UK banks helped to stave off economic ruin in the first wave of coronavirus-related financial distress. The next wave could pose a problem. As state support for business winds down, lenders will come under pressure.
So far, UK company liquidations have been voluntary and limited to small-scale enterprises thanks to the £50bn in business loans provided by banks, alongside £20bn in government employment support. Consumers have received help via furlough schemes and payment breaks on mortgages and loans.
The UK government’s ban on commercial evictions and formal creditor action is due to end first. Furlough scheme limits will be introduced in August. Lending schemes will be phased out afterwards. The Coronavirus Business Interruption Loan Scheme ends in September. Bounce back loans, the UK’s most subscribed scheme, is set to finish in November.
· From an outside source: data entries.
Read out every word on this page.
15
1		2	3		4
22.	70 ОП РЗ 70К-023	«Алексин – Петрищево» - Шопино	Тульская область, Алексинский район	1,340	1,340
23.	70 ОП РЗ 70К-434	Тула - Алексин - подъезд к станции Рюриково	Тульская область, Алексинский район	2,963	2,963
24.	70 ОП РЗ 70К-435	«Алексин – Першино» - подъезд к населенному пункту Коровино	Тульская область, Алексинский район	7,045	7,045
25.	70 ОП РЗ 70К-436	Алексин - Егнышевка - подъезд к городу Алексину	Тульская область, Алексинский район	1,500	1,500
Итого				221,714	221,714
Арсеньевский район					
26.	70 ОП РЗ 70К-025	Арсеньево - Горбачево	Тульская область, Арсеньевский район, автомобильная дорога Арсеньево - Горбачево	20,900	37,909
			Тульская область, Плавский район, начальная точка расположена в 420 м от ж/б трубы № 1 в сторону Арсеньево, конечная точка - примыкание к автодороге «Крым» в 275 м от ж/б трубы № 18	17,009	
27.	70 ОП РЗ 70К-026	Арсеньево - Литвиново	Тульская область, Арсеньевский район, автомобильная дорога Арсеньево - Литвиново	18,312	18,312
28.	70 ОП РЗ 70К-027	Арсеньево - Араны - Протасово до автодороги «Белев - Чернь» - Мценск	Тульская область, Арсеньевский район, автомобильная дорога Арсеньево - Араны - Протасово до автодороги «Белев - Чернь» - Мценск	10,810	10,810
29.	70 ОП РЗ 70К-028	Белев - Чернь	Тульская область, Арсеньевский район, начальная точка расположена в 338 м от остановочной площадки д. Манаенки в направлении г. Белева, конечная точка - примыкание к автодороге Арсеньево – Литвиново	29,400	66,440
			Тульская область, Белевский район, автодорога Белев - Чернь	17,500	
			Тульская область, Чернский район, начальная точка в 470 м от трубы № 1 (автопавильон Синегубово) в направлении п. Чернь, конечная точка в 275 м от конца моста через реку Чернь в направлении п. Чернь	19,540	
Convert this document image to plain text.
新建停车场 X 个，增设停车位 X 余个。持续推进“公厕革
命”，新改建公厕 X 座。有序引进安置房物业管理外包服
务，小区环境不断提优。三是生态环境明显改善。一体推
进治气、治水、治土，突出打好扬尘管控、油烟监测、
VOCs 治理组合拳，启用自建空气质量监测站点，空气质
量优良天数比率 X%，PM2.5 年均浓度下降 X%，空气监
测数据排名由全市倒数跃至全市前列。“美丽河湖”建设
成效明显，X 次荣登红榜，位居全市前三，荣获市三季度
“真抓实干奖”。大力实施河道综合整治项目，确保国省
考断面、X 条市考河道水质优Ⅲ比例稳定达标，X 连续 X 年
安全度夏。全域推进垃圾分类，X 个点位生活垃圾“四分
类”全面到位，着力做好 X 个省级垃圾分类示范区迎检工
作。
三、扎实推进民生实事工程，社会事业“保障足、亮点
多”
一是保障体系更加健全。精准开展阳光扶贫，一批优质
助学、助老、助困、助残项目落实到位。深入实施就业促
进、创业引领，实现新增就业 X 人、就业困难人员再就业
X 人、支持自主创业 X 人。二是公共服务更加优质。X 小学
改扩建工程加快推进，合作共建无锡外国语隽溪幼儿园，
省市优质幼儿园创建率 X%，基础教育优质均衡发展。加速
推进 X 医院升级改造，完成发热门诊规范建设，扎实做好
Corporate distress as a result of scheme curtailment will mean more loan losses at UK banks. At Lloyds and RBS, loan losses are expected to rise roughly agen ppob terlengkap five times to 1 per cent of loans outstanding this year. Small and medium-size enterprises are most at risk. When lockdown measures were first introduced in March, voluntary liquidations of small businesses rose to twice last year’s levels. Of the two banks, Lloyds is most exposed. About a fifth of RBS SME loans have a 2.5 per cent or higher chance of default, thinks Barclays. The value of such loans is closer to a third at Lloyds.
Rising levels of bad consumer debts are also cause for concern. About one-third of the UK’s workforce is supported by the furlough scheme. Approximately 17 per cent of mortgages and 7 per cent of loan repayments have been put on hold in payment holidays. On mortgages alone, total lost interest income over three months is about £1.6bn, according to Barclays.
This is a particular problem for Lloyds, which has expanded its credit card and car loan business in recent years. Consumer credit has grown 50 per cent since 2015, including the purchase of MBNA for £1.9bn in 2017. Shares in the UK’s largest domestic lender carry a premium to the sector. The premium is likely to deflate along with the UK government’s support.